Am Freitag, den 31. Januar 2025 trug die Autorin Christine Hoffmann in Fortsetzung der Lesungen vom 26. Juli und 8. November 2024 aus ihrer autofiktionalen Autobiografie „Annäherungen“ vor. Das erzählte Geschehen warf dabei die Frage auf: Wie kommt eine kritisch denkende, politisch geprägte, psychologisch ausgebildete Frau dazu, plötzlich spirituelles Medium für ein ermordetes Mädchen zu werden.

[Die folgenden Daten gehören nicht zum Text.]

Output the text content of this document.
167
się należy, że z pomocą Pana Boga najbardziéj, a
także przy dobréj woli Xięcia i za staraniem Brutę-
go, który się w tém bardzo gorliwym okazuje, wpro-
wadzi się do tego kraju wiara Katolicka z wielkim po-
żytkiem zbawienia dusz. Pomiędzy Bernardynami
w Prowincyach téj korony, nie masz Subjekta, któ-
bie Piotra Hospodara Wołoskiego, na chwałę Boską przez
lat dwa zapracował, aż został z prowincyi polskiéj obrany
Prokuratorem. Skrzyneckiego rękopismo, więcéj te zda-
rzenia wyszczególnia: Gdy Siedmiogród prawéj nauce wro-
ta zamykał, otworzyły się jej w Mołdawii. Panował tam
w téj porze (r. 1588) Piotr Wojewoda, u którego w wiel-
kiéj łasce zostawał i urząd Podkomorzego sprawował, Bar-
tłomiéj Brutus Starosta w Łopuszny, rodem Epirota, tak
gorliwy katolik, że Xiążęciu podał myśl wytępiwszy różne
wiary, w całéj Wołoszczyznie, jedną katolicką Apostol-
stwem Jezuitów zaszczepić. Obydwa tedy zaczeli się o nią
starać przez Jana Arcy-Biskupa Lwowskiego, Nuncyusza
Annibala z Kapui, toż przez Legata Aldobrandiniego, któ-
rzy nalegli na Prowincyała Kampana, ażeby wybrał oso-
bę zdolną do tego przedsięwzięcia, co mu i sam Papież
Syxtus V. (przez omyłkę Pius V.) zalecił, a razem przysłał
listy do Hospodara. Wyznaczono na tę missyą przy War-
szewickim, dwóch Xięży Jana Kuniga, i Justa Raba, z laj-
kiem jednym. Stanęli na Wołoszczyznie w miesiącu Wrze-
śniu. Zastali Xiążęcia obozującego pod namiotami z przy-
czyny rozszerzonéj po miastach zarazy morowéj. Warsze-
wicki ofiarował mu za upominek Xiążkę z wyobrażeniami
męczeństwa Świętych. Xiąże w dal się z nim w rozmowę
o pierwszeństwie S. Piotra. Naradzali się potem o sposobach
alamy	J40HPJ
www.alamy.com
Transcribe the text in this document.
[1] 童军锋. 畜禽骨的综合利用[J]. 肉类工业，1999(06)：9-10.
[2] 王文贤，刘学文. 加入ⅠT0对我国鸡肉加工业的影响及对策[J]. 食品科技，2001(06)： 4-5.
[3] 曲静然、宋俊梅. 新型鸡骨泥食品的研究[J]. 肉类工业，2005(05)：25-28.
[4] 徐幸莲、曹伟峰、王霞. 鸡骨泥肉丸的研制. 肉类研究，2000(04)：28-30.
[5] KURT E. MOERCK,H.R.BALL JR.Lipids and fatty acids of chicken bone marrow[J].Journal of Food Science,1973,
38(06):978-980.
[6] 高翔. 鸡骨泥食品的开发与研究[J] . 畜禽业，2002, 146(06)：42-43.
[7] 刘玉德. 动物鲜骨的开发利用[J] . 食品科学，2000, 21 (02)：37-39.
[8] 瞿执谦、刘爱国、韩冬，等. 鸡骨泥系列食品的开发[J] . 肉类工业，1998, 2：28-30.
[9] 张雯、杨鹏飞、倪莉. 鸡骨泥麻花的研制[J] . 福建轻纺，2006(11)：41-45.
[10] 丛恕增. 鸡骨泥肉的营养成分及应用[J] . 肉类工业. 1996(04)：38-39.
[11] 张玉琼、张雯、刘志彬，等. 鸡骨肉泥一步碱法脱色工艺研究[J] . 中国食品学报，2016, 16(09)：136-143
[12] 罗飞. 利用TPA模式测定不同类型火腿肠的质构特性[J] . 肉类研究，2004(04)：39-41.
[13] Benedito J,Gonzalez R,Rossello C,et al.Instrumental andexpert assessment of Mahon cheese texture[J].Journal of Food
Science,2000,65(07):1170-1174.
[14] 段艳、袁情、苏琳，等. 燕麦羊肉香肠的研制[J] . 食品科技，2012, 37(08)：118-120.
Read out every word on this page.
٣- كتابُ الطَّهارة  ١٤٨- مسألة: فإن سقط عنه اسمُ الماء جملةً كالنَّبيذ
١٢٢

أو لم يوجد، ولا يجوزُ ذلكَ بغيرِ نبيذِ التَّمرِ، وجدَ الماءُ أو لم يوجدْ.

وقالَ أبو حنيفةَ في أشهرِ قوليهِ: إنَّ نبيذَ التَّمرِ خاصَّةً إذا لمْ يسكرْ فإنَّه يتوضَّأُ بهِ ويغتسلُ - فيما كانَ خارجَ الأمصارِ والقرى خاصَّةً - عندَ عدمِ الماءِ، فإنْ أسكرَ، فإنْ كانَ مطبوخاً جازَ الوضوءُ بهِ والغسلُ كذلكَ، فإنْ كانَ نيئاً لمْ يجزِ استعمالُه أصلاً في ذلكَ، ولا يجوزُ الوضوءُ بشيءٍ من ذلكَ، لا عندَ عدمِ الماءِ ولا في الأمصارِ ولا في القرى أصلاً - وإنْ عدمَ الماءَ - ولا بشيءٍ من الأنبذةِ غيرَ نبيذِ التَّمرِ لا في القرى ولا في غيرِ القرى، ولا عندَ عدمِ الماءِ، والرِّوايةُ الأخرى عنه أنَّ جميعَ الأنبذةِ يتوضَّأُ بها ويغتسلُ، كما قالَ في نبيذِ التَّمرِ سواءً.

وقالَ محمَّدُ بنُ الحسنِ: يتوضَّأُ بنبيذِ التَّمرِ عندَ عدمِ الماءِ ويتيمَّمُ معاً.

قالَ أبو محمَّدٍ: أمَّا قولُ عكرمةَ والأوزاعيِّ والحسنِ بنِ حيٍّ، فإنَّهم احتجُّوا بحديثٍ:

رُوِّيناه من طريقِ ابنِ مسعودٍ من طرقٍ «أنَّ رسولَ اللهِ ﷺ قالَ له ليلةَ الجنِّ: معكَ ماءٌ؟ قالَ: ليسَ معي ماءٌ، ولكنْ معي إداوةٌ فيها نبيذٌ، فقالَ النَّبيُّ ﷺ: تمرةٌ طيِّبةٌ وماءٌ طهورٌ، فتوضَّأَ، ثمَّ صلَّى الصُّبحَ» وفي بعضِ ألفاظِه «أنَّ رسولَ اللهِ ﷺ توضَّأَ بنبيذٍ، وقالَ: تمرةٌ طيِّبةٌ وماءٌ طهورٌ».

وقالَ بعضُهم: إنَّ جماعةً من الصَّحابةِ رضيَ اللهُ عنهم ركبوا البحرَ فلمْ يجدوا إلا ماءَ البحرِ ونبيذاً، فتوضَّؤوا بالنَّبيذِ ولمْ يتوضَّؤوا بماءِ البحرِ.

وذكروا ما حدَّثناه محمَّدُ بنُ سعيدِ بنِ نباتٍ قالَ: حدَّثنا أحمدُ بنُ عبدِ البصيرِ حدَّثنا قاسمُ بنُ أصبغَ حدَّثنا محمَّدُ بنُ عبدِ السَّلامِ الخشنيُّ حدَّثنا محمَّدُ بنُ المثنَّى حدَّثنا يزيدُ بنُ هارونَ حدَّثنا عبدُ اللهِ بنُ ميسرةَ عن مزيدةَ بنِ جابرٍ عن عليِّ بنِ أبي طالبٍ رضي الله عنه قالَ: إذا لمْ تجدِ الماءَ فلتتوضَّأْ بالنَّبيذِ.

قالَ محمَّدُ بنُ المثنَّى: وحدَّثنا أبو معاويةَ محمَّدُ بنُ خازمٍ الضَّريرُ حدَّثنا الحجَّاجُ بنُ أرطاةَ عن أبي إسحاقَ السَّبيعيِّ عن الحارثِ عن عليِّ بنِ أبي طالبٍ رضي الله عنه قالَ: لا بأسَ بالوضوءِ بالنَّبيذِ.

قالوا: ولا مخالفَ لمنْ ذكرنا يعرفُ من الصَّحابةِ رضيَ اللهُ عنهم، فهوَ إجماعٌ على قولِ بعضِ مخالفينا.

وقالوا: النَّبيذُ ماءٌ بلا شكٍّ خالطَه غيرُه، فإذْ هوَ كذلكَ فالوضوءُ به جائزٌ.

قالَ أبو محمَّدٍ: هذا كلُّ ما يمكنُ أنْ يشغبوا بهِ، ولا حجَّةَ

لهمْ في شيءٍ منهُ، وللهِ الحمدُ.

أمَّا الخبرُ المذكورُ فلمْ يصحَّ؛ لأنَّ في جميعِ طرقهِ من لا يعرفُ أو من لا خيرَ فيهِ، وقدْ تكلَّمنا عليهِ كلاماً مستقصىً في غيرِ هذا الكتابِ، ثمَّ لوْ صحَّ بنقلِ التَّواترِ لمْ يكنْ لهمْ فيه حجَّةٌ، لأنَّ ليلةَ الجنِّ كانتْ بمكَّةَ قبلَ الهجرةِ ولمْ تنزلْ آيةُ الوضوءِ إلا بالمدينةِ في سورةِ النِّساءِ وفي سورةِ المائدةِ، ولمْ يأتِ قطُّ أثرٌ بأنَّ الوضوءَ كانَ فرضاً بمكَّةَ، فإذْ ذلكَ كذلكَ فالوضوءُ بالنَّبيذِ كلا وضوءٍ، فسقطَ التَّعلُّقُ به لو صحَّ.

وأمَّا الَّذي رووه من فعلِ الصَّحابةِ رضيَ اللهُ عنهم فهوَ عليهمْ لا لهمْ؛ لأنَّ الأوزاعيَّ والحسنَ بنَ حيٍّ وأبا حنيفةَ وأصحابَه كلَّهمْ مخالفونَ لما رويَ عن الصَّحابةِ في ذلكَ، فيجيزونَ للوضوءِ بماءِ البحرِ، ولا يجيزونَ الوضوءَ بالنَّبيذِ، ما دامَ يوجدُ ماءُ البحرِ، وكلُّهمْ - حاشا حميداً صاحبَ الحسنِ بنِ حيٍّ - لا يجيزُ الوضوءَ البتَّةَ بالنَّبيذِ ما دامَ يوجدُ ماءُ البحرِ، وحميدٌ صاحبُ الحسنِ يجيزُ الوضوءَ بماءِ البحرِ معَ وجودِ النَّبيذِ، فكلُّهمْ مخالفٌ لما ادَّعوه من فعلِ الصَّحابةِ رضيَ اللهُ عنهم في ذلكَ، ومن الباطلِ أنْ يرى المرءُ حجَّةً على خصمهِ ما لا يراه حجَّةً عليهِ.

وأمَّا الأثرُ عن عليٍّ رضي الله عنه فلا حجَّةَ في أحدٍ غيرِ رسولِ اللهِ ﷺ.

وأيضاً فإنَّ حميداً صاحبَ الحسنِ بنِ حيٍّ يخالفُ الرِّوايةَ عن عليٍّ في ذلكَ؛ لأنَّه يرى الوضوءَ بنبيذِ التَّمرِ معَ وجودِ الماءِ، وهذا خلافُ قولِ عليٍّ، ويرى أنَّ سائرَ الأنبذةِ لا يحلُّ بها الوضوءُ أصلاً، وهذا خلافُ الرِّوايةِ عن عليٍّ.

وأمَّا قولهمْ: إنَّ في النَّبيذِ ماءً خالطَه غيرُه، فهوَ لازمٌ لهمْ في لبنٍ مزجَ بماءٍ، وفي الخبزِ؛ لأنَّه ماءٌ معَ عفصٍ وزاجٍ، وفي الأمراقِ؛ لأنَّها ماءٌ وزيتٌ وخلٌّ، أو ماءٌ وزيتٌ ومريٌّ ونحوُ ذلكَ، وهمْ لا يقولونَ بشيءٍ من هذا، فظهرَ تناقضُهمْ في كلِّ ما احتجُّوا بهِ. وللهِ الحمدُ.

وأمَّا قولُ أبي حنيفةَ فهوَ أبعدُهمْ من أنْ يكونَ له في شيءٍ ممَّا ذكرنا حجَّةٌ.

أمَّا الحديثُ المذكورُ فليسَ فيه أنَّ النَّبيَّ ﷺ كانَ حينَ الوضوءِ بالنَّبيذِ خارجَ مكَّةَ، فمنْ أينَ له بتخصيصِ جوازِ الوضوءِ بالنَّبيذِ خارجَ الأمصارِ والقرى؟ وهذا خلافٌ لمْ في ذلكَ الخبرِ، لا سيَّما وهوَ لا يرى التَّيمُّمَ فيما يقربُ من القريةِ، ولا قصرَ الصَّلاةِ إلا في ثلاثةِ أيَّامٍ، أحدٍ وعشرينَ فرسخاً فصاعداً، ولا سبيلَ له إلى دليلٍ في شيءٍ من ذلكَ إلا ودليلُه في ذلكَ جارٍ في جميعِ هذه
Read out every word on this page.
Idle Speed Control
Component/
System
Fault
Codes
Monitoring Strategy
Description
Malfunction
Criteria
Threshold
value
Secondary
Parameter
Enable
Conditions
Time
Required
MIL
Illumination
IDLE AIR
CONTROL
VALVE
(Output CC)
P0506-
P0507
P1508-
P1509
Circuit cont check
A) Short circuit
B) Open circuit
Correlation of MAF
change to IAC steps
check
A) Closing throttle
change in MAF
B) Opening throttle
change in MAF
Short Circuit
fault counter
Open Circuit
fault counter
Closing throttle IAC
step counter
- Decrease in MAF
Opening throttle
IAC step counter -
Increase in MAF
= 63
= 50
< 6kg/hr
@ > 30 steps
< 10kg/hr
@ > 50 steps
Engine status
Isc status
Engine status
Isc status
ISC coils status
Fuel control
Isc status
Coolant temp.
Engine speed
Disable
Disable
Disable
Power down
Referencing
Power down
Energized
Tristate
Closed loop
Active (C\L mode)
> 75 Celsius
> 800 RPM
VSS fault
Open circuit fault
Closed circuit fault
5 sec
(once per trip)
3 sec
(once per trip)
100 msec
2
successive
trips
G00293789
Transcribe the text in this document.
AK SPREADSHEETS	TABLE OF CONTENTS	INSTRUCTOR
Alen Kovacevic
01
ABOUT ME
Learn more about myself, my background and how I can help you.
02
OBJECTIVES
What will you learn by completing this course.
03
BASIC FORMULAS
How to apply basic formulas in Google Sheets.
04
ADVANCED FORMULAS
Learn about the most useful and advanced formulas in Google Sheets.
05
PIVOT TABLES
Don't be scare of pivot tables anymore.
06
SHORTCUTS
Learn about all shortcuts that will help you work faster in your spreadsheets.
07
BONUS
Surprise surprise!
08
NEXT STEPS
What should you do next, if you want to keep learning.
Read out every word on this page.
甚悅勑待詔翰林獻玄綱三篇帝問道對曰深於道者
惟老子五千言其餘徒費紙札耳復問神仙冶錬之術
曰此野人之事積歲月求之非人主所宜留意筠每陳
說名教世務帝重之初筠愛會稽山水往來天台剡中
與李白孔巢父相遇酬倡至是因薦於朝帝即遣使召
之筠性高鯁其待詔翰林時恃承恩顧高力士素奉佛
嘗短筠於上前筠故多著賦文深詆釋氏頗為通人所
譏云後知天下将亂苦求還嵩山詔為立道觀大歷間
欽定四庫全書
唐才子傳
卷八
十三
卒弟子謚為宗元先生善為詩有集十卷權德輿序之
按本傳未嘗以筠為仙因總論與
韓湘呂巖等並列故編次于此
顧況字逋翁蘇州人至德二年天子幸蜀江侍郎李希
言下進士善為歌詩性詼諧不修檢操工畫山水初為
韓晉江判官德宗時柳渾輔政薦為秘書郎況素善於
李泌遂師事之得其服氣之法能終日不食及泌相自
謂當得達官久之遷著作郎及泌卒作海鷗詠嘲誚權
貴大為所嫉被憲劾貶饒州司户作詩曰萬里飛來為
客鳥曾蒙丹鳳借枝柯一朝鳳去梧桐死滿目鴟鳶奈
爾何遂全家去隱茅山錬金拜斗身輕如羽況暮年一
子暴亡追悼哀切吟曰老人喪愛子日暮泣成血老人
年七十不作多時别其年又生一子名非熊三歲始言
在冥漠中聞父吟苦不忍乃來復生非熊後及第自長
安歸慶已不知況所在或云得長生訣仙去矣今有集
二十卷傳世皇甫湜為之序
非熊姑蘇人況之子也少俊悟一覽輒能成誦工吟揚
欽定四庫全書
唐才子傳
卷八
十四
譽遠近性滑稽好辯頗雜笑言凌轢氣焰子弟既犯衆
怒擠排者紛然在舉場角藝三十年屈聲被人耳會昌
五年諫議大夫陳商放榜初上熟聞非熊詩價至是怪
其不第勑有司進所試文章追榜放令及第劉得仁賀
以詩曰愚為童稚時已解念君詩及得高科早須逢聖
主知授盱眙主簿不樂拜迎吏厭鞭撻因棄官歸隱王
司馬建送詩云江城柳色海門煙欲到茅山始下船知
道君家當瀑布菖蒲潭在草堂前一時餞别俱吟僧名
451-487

Die Protagonistin lernt 1996, nachdem die Beziehung zum Partner zu Ende gegangen ist, in einem berufsbezogenen Arbeitskreis eine andere Frau kennen, Klara, deren damals 9-jährige Tochter Liane bei einem Campingurlaub am Mittelmeer beim Brombeerpflücken von einem anderen Urlauber vergewaltigt und ermordet wurde. Sie besucht Klara und deren Ehemann in ihrer Wohnung, an deren Wände großformatige Fotografien der Liane hängen und Klara berichtet über die seinerzeitigen Geschehnisse. Dies ruft bei der Erzählerin ein zunehmendes Gefühl der Identifikation mit Klara und Liane und deren Erlebnissen hervor, das sich verstärkt, nachdem die Protagonistin zum Schluss des Besuchs noch das frühere Zimmer der Liane besichtigt.
Wieder zu Hause angekommen, wacht sie nachts stündlich auf. Am 3. Tag spürt sie eine ungeheure Kraft auf sich zukommen, wird von Lianes Seelenenergie besetzt. Im Zeitungsbericht, den die Erzählerin findet, entdeckt sie durch die Aussagen des Mörders vor Gericht, das Verschmelzungserlebnis war das exakte Geschehen von Lianes Tötung. Das nächtliche Erwachen setzt sich in der Zeit danach immer weiter fort, sodass die Protagonistin, obwohl sie durch die nächtlichen Erlebnisse bei ihrer Arbeit in einer Beratungsstelle für misshandelte bzw. gefährdete Frauen kreativer mit spirituellen Gedanken ihrer Klientinnen umgehen kann, nachts Zettel um ihr Bett verteilt, in der Hoffnung, einen Schutzwall zu bewirken, und sich davor fürchtet, in der Nacht alleine zu sein. Sie sucht Rat bei einer spirituell erfahrenen Kollegin und will schließlich auswärts übernachten.
Die tote Liane meldet sich, ein rotes Energieflirren und Kribbeln im Kopf zeigt einen Kanal für Botschaften an. Ein Dialog mit der Seele Lianes entsteht: sie soll den Eltern, der Mutter eine Botschaft übermitteln: sie hätten Liane nicht geschützt. Sie befindet sich in einem Ausnahmezustand. Die Energie an ihrem Körper, die Kraft zerreißt ihre Hose.
Die Erzählerin sucht Hilfe bei einer ihr bekannten Psychologin und Geistheilerin, die ihr rät, die Seele Lianes zu trösten und zu verabschieden, was geschieht. Davor sollte jedoch eine Aussöhnung mit der eigenen, verstorbenen Mutter vollzogen werden, was sie als Abschiedsritual gestaltet. Die Übermittlung der Botschaft an Lianes Mutter findet statt.
Das Publikum fand die Geschichte spannend, gut aufgebaut auch mit einem eingestreuten Gedicht und trotz manchem Pathos insgesamt gelungen, störte sich aber an Unklarheiten infolge eingeschobener Passagen aus späterer Zeit.